Kapitel 1
„Das kann ich so nicht schreiben", sagte Christopher, „dafür können sie mich drankriegen. Wegen Aufwiegelei oder was auch immer."
Er war hin und her gerissen zwischen dem Stolz, einen möglicherweise gefährlichen Text verfasst zu haben, und der Scham eines Künstlers, der sich seines Werkes noch nicht so ganz sicher ist. Aber es war zu spät, Rebecca linste schon seit einiger Zeit über seine Schulter und hatte jedes Wort auf dem Stück Papier gelesen, das er soeben beschriftet hatte.
„Es ist nur ein Entwurf", beschwichtigte er schnell den Protest, der von Rebeccas Seite überhaupt nicht kam. „Es klingt ein bisschen umständlich, findest du nicht?", ermutigte er sie, „Nicht wie aus einem Guss."
„Du brauchst eben noch ein bisschen Übung", sagte Rebecca, damit er endlich Ruhe gab. Christophers ewige Selbstzweifel würden sie noch irgendwann in den Wahnsinn treiben. Wieso konnte er nicht wie jeder andere Mann auch glauben, der größte und stärkste Kerl im Umkreis zu sein, sodass sie ihn nicht ständig aufbauen musste, sondern zurechtstutzen konnte – was ihr, um ehrlich zu sein, mehr Spaß bereitet hätte.
„Wieso schläfst du nicht eine Nacht drüber?", schlug sie vor. „Das hier ist ja kein Gedicht, für das der Dichter sich quälen muss, damit es authentisch wird."

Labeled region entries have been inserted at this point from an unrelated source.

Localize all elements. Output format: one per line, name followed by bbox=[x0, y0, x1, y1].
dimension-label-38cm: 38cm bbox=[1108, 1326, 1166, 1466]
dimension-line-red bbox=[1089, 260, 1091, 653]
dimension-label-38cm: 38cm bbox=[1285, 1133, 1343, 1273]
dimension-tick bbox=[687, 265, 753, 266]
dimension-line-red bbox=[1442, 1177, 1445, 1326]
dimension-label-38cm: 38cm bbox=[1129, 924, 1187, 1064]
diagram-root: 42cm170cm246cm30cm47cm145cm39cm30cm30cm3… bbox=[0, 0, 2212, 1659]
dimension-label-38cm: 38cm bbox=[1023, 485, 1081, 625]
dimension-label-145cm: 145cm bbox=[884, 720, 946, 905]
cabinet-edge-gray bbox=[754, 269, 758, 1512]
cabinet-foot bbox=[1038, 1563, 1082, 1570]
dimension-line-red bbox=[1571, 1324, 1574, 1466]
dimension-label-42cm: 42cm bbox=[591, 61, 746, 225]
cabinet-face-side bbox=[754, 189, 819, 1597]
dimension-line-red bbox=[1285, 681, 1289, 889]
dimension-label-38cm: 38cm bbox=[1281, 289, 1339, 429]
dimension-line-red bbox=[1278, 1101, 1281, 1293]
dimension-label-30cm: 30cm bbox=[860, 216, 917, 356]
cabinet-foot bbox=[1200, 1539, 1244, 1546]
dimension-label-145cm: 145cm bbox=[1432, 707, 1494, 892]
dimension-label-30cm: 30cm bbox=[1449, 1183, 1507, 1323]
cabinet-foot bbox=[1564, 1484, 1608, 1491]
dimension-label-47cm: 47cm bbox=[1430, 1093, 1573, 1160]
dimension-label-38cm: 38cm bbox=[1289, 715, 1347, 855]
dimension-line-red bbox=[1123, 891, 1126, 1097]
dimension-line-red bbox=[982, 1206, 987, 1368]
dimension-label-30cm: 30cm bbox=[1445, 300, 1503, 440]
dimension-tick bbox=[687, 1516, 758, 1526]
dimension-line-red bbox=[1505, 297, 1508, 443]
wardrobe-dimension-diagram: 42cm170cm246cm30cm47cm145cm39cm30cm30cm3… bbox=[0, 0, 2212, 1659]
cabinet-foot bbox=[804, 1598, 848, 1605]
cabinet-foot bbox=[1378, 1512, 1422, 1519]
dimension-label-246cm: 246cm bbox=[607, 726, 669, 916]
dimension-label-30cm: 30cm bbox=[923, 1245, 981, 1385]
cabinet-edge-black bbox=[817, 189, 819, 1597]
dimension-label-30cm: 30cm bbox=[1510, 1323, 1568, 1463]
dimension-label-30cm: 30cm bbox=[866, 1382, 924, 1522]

Christopher schnaubte einen sarkastischen Lacher heraus, legte den Bleistift bei Seite, erhob sich von seinem Stuhl, drehte sich zu Rebecca um und küsste sie fahrig auf den Mund. Diese Routine war eine der wenigen Dinge, die sie gutmütig über sich ergehen ließ, obwohl sie es recht albern fand. Ein Gute-Nacht-Kuss... Waren sie etwa ein altes Ehepaar?
Erst später, als sie allein bei einer letzten Tasse Tee an ihrem Esstisch saß, kam Rebecca der Gedanke, dass Christophers Kuss weniger mit Zuneigung als mit Nachsicht zu tun gehabt haben mochte. Natürlich auch mit Zuneigung, aber am heutigen Abend schien er eher sagen zu wollen: „Du weißt wie immer nicht, was du gesagt hast, aber ich verzeihe dir trotzdem!"
So war es immer. Rebecca verstand die Tragweite und Bedeutung ihrer eigenen Worte immer erst, wenn es viel zu spät war. Ein Wunder, dass Christopher sich Tag für Tag immer wieder dafür entschied, bei ihr zu bleiben.
Jetzt lachte sie über sich selbst: Er solle sich nicht quälen wie ein Dichter, der authentisch sein will...
Soll er etwa nicht authentisch sein wollen? Quälte er sich nicht sowieso jeden Tag – egal ob er dichtete oder nicht? Erst heute Nachmittag hatte er sich gequält, als er zur Beerdigung seiner Schwester gegangen war. Und hatte nicht sie sich auch gequält in all den Jahren?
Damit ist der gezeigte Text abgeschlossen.